This podcast explains so much about human nature, politics, and conspiracy theories based on whether our brain is wired as prey or predator. If you want to skip past the researcher's personal history to the meat of the episode, start at 23:32.
Dividing people into those who 1) have a need for closure vs 2) are ok with uncertainty turns out to be much more useful than the classic "type A vs B" archetype. And it turns out this affects everything in our lives - whether we like abstract art, are prone to like conspiracy theories, what political party we lean towards.
To me, it also explains why politicians will lean into bizarre things like scaremongering of transgender surgery happening in schools, immigrants eating cats and dogs, and immigrants being rapists and murderers.
"our brains are wired to make sense of the world. You know, we are sense-making animals. And each of these traits in some way speaks to our drive to make sense. How quickly do we need to make sense of the world? How much are we willing to live with uncertainty? This difference turns out to have ramifications in all kinds of different areas. One of the areas that you have looked at and others have looked at is in our appreciation of aesthetics."
"conspiracy theory beliefs are really rooted in a very simple causal mechanism. They say that whatever the crisis is, or the horrible event is, it's not some complex systemic thing. It is something that has been caused by powerful people operating in the shadows to benefit themselves and harm others. And it provides a really quick closure to what could be a complex problem...what you're looking for is, I'm dealing with a situation of high ambiguity, high uncertainty, and if I can just locate the culprit that's responsible for all of this, in some ways it moves you from that world of uncertainty to a world of predictability and closure."

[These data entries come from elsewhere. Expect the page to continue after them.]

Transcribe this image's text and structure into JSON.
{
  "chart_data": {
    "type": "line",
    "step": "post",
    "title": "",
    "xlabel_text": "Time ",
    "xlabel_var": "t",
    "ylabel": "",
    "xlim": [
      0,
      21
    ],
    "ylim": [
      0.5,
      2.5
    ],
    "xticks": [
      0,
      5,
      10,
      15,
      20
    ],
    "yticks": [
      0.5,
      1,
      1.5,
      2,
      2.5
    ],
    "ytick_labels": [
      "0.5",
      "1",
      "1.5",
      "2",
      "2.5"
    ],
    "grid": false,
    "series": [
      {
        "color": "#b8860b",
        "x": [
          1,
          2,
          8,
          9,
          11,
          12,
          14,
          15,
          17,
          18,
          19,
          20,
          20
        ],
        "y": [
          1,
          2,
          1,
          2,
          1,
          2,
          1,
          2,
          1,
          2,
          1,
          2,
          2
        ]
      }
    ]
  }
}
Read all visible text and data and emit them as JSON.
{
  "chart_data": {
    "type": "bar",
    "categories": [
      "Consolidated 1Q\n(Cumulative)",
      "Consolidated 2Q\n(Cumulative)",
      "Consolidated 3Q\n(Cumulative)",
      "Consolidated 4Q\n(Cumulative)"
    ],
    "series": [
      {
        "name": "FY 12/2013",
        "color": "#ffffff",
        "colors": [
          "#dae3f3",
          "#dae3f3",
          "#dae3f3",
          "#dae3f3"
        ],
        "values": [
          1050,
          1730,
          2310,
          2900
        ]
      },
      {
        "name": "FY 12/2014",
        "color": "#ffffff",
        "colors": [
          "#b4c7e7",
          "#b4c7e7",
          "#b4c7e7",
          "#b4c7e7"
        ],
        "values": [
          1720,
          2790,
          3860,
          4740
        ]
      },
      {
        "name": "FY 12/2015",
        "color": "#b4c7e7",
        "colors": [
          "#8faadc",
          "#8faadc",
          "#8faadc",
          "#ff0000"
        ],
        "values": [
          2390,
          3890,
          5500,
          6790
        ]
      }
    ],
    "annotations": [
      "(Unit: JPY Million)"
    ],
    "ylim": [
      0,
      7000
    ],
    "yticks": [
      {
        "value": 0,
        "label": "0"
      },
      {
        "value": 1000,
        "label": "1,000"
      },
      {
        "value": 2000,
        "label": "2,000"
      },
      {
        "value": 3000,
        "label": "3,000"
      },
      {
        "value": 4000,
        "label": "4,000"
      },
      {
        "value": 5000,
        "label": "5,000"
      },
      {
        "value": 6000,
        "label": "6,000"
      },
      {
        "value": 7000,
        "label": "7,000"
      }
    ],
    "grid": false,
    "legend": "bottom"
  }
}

"I think about need for cognition as something that's a bit of a luxury. Because if you're high in need for cognition, it signals that you have the time, you feel that you have the time and security to be able to dedicate to thinking about something for a long period of time. Having high need for cognition is actually correlated with people who are less likely to be monitoring their environments for threat. If you're not monitoring for threat, and you're not looking around the corner to see who's lurking, you can just, you know, I call it CUD chewing. You can chew your CUD all day."
"people who enjoy thinking about things, and you know, really kind of struggling to solve problems, these are the same people who really enjoy abstract art and syncopated jazz, for example, over really predictable, like pop music or country music, that has a more predictable cadence, chorus, and verse structure."
"people who enjoy thinking actually are less likely to be persuaded by more emotional or heuristic kind of appeals. They require evidence-based argumentation to be persuaded by information."
"I think about this in terms of how people monitor for threats in their environment. And when I think about it that way, it actually gives me sort of a unifying narrative that helps explain a lot of what's going on. I think that based on what we know now, it seems that individuals are born, perhaps genetically... predisposed, to have physiological systems that deal with threat in their environment. And that shapes physiological patterns, which then shape psychological tendencies. And for people who are high-threat monitors, they are all about survival in the face of threat, and it's on their mind all the time. What serves these people best is making decisions quickly and efficiently based on heuristics, emotions, intuition, and shortcuts. That is what causes them to have this lower need for cognition. It's not that they can't, it's that it doesn't make sense for them based on their sort of psychophysiological predispositions. Similarly, these are folks who, because they're monitoring for threat, of course they're going to want to be in situations that are highly certain, ordered, predictable. They're not going to be very high in tolerance for ambiguity because that exposes them to threat."
"In a survey, we looked at whether or not individuals who had higher or lower need for closure had different levels of support for transgender individuals. What we found is that even accounting for all these other things, need for closure is associated with more negative opinions of transgender people, transgender candidates, and transgender rights. And this is one of those things that is intuitive on its face. And when we thought about studying this construct, I just thought, you know, for folks who need for there to be a yes or no answer, black and white, it would make sense for these folks, the concept of gender fluidity or the concept of gender being a social construct, that I could imagine that that might be hard for them to reconcile. And sure enough, our results actually showed quite a robust effect of need for closure on these outcomes."